Look, if the whole system were known, that would include the key or secret. Kerckhoffs’s principle explicit states that everything but the key or secret is known. His statement is true. It is best if that is the case. But that doesn’t mean security can’t be better for any given situation where that is not the case.
The best way to check if you are making your system more secure, is very similar to how you define features for a product: in stories. Barneck’s Security Story Principle (Barneck is me 😉 states this: Any security increase is valid if the security increase is for a hacker story that is valid.
So let’s look at some stories. Is security increased by making the salt secret?
Story |
Security Measure Taken |
Security is increased for story |
A hacker gets access to only the database data. |
The salt is secret in the code. |
Yes |
A hacker gets access to the database and the code. |
The salt is secret in the code. |
No |
A hacker gets access to the only the database data. |
The salt is secret and not in the database or code. |
Yes |
A hacker gets access to the database and the code. |
The salt is secret and not in the database or code. |
Yes |
If the salt is a secret, and the algorithm that calculates the salt uses a secret so the salt can’t be recalculated, then the system is more secure than it would be if the Salt were known. Even if the system is open source, if the open source software was written so the algorithm that creates the hash uses a secret that is generated by the user and is different for every install and not static in the source, then the attacker must first discover the secret to the salt before they can begin to use a rainbow table to find a collision.
There is a belief that cryptography should involve as few secrets as possible. However, one single secret is also a problem. What if that one secret is discovered. Shouldn’t the redundancy principle apply to secrets? Isn’t there a backup secret so discovering one secret is never enough? We inherently know that multiple keys and doors work better than one key and door. This is why we create games that have mazes where we have to find one key before we can find another.
Think of it as an arms race. Making the salt secret might not make your hashing algorithm any stronger. But does it have to? Isn’t it enough to make it harder for the hacker to make a rainbow table? Since a hacker is using a rainbow table, isn’t it valid to respond by attacking their ability to make a rainbow table? Yes it is.

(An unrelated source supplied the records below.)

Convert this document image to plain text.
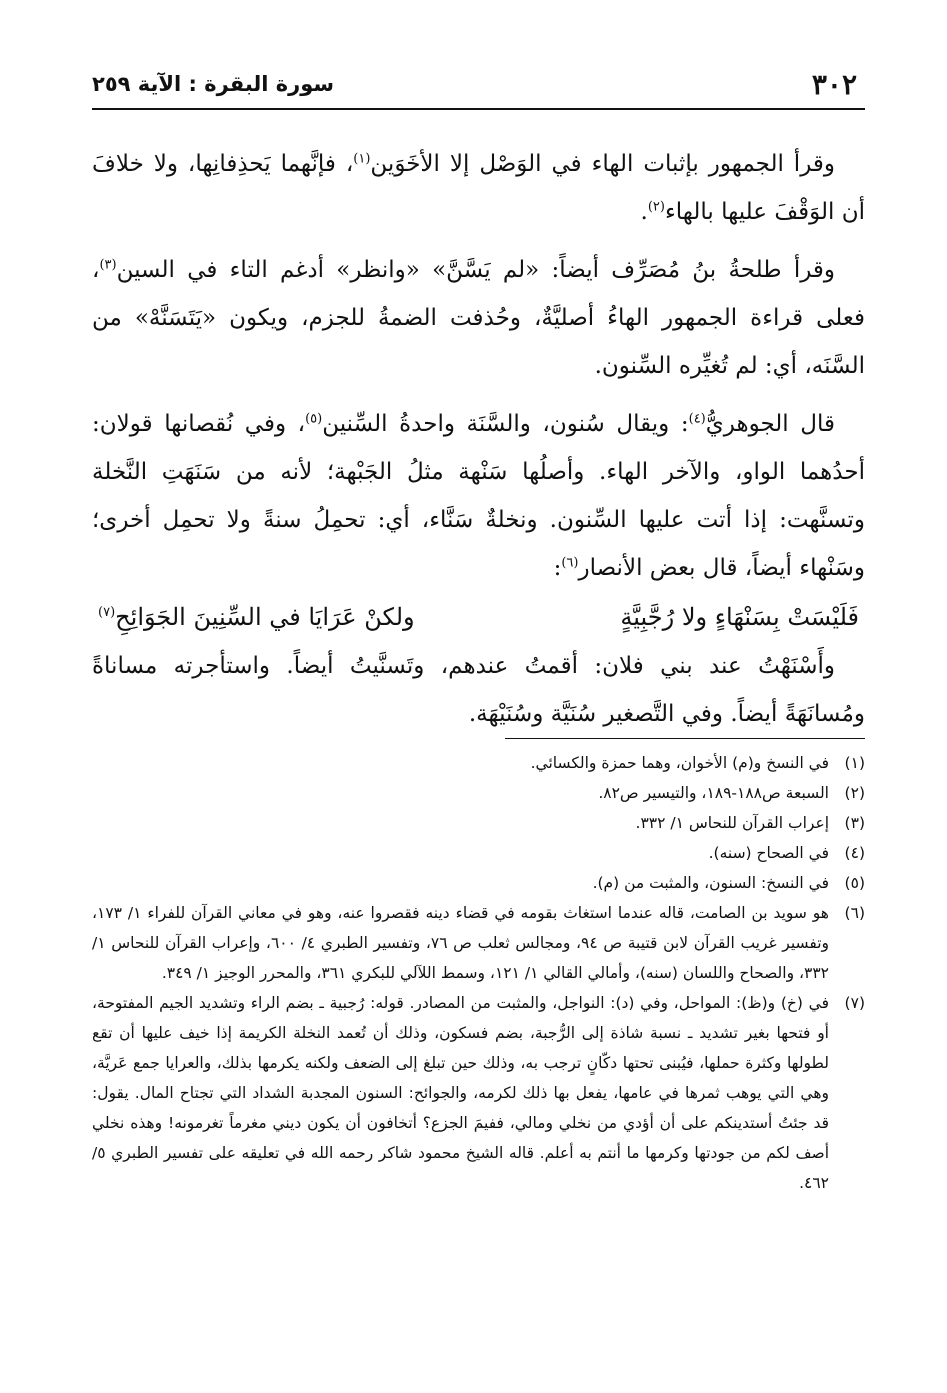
٣٠٢
سورة البقرة : الآية ٢٥٩

وقرأ الجمهور بإثبات الهاء في الوَصْل إلا الأخَوَين$^{(١)}$، فإنَّهما يَحذِفانِها، ولا خلافَ أن الوَقْفَ عليها بالهاء$^{(٢)}$.

وقرأ طلحةُ بنُ مُصَرِّف أيضاً: «لم يَسَّنَّ» «وانظر» أدغم التاء في السين$^{(٣)}$، فعلى قراءة الجمهور الهاءُ أصليَّةٌ، وحُذفت الضمةُ للجزم، ويكون «يَتَسَنَّهْ» من السَّنَه، أي: لم تُغيِّره السِّنون.

قال الجوهريُّ$^{(٤)}$: ويقال سُنون، والسَّنَة واحدةُ السِّنين$^{(٥)}$، وفي نُقصانها قولان: أحدُهما الواو، والآخر الهاء. وأصلُها سَنْهة مثلُ الجَبْهة؛ لأنه من سَنَهَتِ النَّخلة وتسنَّهت: إذا أتت عليها السِّنون. ونخلةٌ سَنَّاء، أي: تحمِلُ سنةً ولا تحمِل أخرى؛ وسَنْهاء أيضاً، قال بعض الأنصار$^{(٦)}$:

فَلَيْسَتْ بِسَنْهَاءٍ ولا رُجَّبِيَّةٍ
ولكنْ عَرَايَا في السِّنِينَ الجَوَائِحِ$^{(٧)}$

وأَسْنَهْتُ عند بني فلان: أقمتُ عندهم، وتَسنَّيتُ أيضاً. واستأجرته مساناةً ومُسانَهَةً أيضاً. وفي التَّصغير سُنَيَّة وسُنَيْهَة.

(١)
في النسخ و(م) الأخوان، وهما حمزة والكسائي.
(٢)
السبعة ص١٨٨-١٨٩، والتيسير ص٨٢.
(٣)
إعراب القرآن للنحاس ١/ ٣٣٢.
(٤)
في الصحاح (سنه).
(٥)
في النسخ: السنون، والمثبت من (م).
(٦)
هو سويد بن الصامت، قاله عندما استغاث بقومه في قضاء دينه فقصروا عنه، وهو في معاني القرآن للفراء ١/ ١٧٣، وتفسير غريب القرآن لابن قتيبة ص ٩٤، ومجالس ثعلب ص ٧٦، وتفسير الطبري ٤/ ٦٠٠، وإعراب القرآن للنحاس ١/ ٣٣٢، والصحاح واللسان (سنه)، وأمالي القالي ١/ ١٢١، وسمط اللآلي للبكري ٣٦١، والمحرر الوجيز ١/ ٣٤٩.
(٧)
في (خ) و(ظ): المواحل، وفي (د): النواجل، والمثبت من المصادر. قوله: رُجبية ـ بضم الراء وتشديد الجيم المفتوحة، أو فتحها بغير تشديد ـ نسبة شاذة إلى الرُّجبة، بضم فسكون، وذلك أن تُعمد النخلة الكريمة إذا خيف عليها أن تقع لطولها وكثرة حملها، فيُبنى تحتها دكّانٍ ترجب به، وذلك حين تبلغ إلى الضعف ولكنه يكرمها بذلك، والعرايا جمع عَريَّة، وهي التي يوهب ثمرها في عامها، يفعل بها ذلك لكرمه، والجوائح: السنون المجدبة الشداد التي تجتاح المال. يقول: قد جئتُ أستدينكم على أن أؤدي من نخلي ومالي، ففيمَ الجزع؟ أتخافون أن يكون ديني مغرماً تغرمونه! وهذه نخلي أصف لكم من جودتها وكرمها ما أنتم به أعلم. قاله الشيخ محمود شاكر رحمه الله في تعليقه على تفسير الطبري ٥/ ٤٦٢.
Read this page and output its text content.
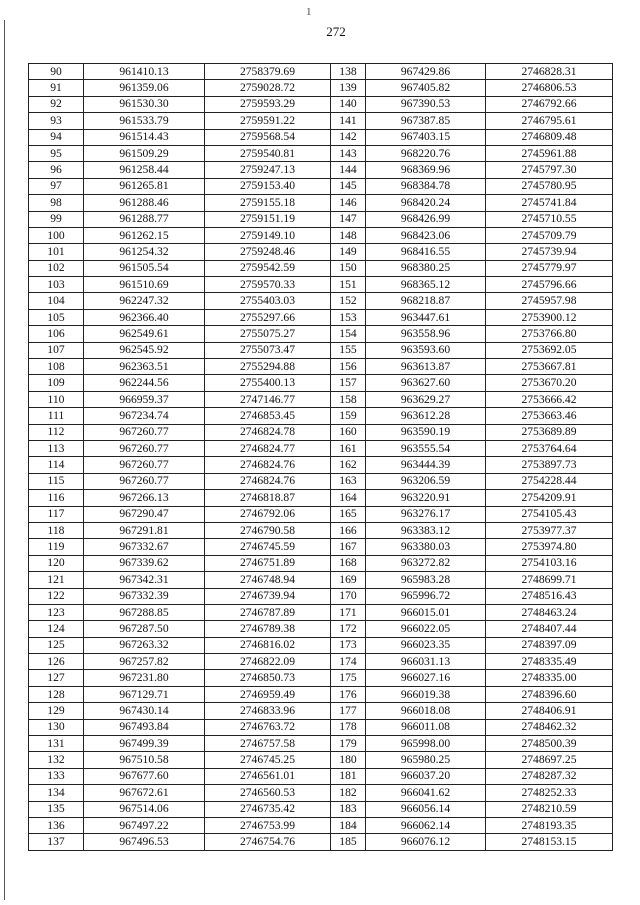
1
272
90	961410.13	2758379.69	138	967429.86	2746828.31
91	961359.06	2759028.72	139	967405.82	2746806.53
92	961530.30	2759593.29	140	967390.53	2746792.66
93	961533.79	2759591.22	141	967387.85	2746795.61
94	961514.43	2759568.54	142	967403.15	2746809.48
95	961509.29	2759540.81	143	968220.76	2745961.88
96	961258.44	2759247.13	144	968369.96	2745797.30
97	961265.81	2759153.40	145	968384.78	2745780.95
98	961288.46	2759155.18	146	968420.24	2745741.84
99	961288.77	2759151.19	147	968426.99	2745710.55
100	961262.15	2759149.10	148	968423.06	2745709.79
101	961254.32	2759248.46	149	968416.55	2745739.94
102	961505.54	2759542.59	150	968380.25	2745779.97
103	961510.69	2759570.33	151	968365.12	2745796.66
104	962247.32	2755403.03	152	968218.87	2745957.98
105	962366.40	2755297.66	153	963447.61	2753900.12
106	962549.61	2755075.27	154	963558.96	2753766.80
107	962545.92	2755073.47	155	963593.60	2753692.05
108	962363.51	2755294.88	156	963613.87	2753667.81
109	962244.56	2755400.13	157	963627.60	2753670.20
110	966959.37	2747146.77	158	963629.27	2753666.42
111	967234.74	2746853.45	159	963612.28	2753663.46
112	967260.77	2746824.78	160	963590.19	2753689.89
113	967260.77	2746824.77	161	963555.54	2753764.64
114	967260.77	2746824.76	162	963444.39	2753897.73
115	967260.77	2746824.76	163	963206.59	2754228.44
116	967266.13	2746818.87	164	963220.91	2754209.91
117	967290.47	2746792.06	165	963276.17	2754105.43
118	967291.81	2746790.58	166	963383.12	2753977.37
119	967332.67	2746745.59	167	963380.03	2753974.80
120	967339.62	2746751.89	168	963272.82	2754103.16
121	967342.31	2746748.94	169	965983.28	2748699.71
122	967332.39	2746739.94	170	965996.72	2748516.43
123	967288.85	2746787.89	171	966015.01	2748463.24
124	967287.50	2746789.38	172	966022.05	2748407.44
125	967263.32	2746816.02	173	966023.35	2748397.09
126	967257.82	2746822.09	174	966031.13	2748335.49
127	967231.80	2746850.73	175	966027.16	2748335.00
128	967129.71	2746959.49	176	966019.38	2748396.60
129	967430.14	2746833.96	177	966018.08	2748406.91
130	967493.84	2746763.72	178	966011.08	2748462.32
131	967499.39	2746757.58	179	965998.00	2748500.39
132	967510.58	2746745.25	180	965980.25	2748697.25
133	967677.60	2746561.01	181	966037.20	2748287.32
134	967672.61	2746560.53	182	966041.62	2748252.33
135	967514.06	2746735.42	183	966056.14	2748210.59
136	967497.22	2746753.99	184	966062.14	2748193.35
137	967496.53	2746754.76	185	966076.12	2748153.15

Time is a very important dimension in security and any measure taken that significantly increases the time required to hack a system is valid.
Now, as an exercise for you, what if the following calculations were done using separate secrets stored in separate places?
- Hash
- Hash location(s) – prefix, postfix, infix, or multiple
- Number of hash rounds
How does having separate secrets improve your system’s security? What administration concerns does it create?
Conclusion
Salting is effective. Even when a salt is implemented in a less effective manner, it is still better than having no salt at all.
Typically the salt is considered “not secret” but I argue that a hacker who compromises a database, the code, or both, should still have difficulty determining the salt or how the the salt is added to a password as that information allows for an easier creation of a rainbow table.
Implementing salting in these more effective ways can increase complexity, making it unlikely a hacker could reverse engineer a password using the hash or find and use a collision.